This rule ensures there is no getting around the data protection act by just sending data to somewhere where it is legal to reveal it.
-
Be processed fairly and lawfully - Basically, this means that the company must:
• Tell people why, in clear language, they are processing their data.
• Tell people about any nonobvious reasons for which their data is being processed for.
It is important that it is in "clear language" because hiding important things by using complex terms is not fair. Neither is it regarded as fair to have a notice in tiny print – that is difficult to locate or read.
-
Be kept secure against loss, damage and unauthorised and unlawful processing - This principle is about having reliable security for the personal information. The main objective is to make sure personal data has suitable security. This doesn’t just mean security on computer systems (such as password protection and the positioning of screens etc.). One of the most important sides of security is making sure that companies are not giving out personal data to someone who has no right to receive it.
-
Be processed within the rights of data subjects - There are other vital privacy rights, as well as the Data Protection Act. These include the right to confidentiality. These affect how personal information can be used by companies.
-
Be obtained for specified and lawful purposes - This adds that the company must have a specific reason for processing data. Also, the data can only be processed for that purpose and no other.
-
Be adequate, relevant and not excessive for the purpose - This means that companies should collect the right amount of information for the fulfil purpose - no more and no less.
In order to check whether they are collecting too much data, they look at the data and consider which pieces of information are absolutely critical in order to enable them to do whatever it is they are trying to do. Whatever is left can't be critical, so it would be unnecessary and it therefore should be disposed of.
-
Be accurate and up-to-date - Personal data must be accurate at all times. There should be regular checks that the files are accurate and up to date.
A reason for needing to have accurate personal data is to avoid inconvenience, damage or distress. For example, in a school, if they need to contact a parent in an emergency, but do not have the correct telephone number this could result in distress for both parent and child.
-
Not be kept longer than necessary - When any personal data has served its purpose, it must be disposed of appropriately. The longer they hold personal files, the longer they will need to ensure that they are accurate. Also, the longer that information is kept after its needed, the less it becomes relevant. There are no benefits of actually keeping the data for longer than necessary.

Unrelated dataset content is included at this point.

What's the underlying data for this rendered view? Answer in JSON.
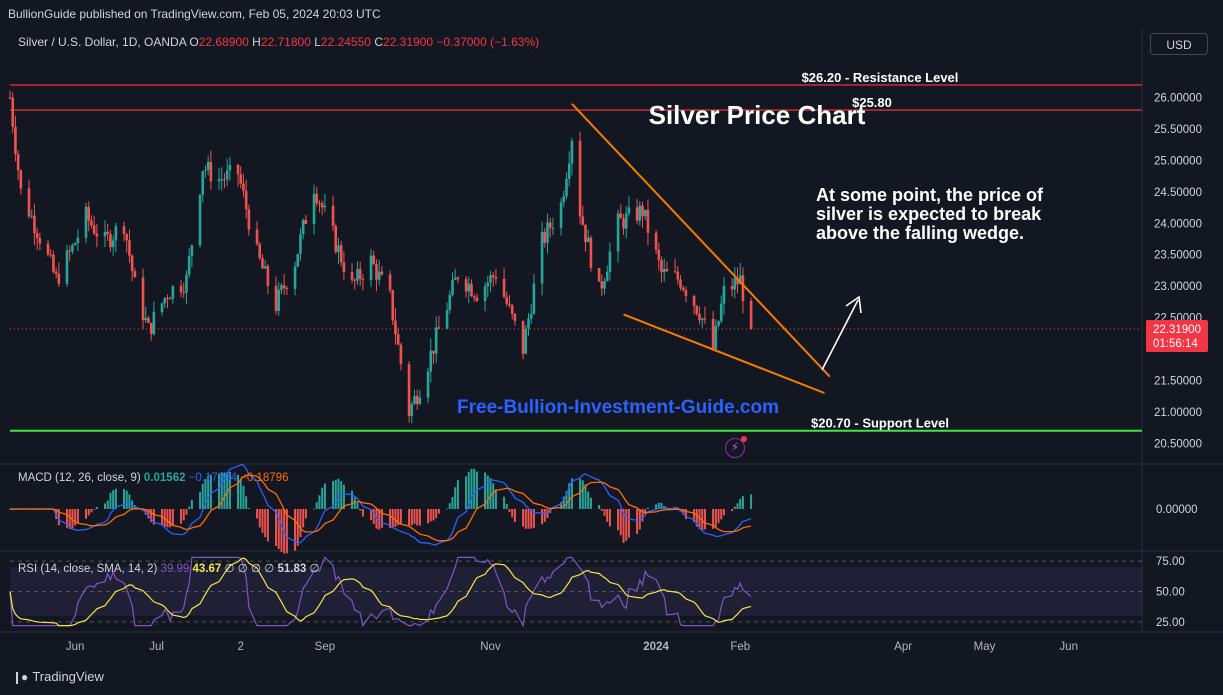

Data Protection Act Breach
-
In April 2013, three police forces accidentally sent personal details of a 1,000 staff to a security firm. The forces could be punished under the data protection act. G4S (the security firm) said all files had been deleted, but this will come as no reassurance as they may not be trustworthy. (). A statement said the data sent went over what was required, breaching the data protection act’s principles. This is therefore a breach of the act and a criminal investigation will occur as a result – to see who is to blame before action is taken.
-
A GP's receptionist who accessed sensitive medical information about her ex-husband's new wife has admitted breaching data protection law. She was fined £750. The two medical documents she accessed were referred to as highly confidential. .
Everybody expects their doctors to be confidential but the information was accessed by someone else. The victim of this crime feels betrayed and vulnerable as someone she barely knows, knows private information about her. What has happened can’t be undone and the fine of £750 will only give a small amount of satisfaction – some will feel that the charge was rather lenient.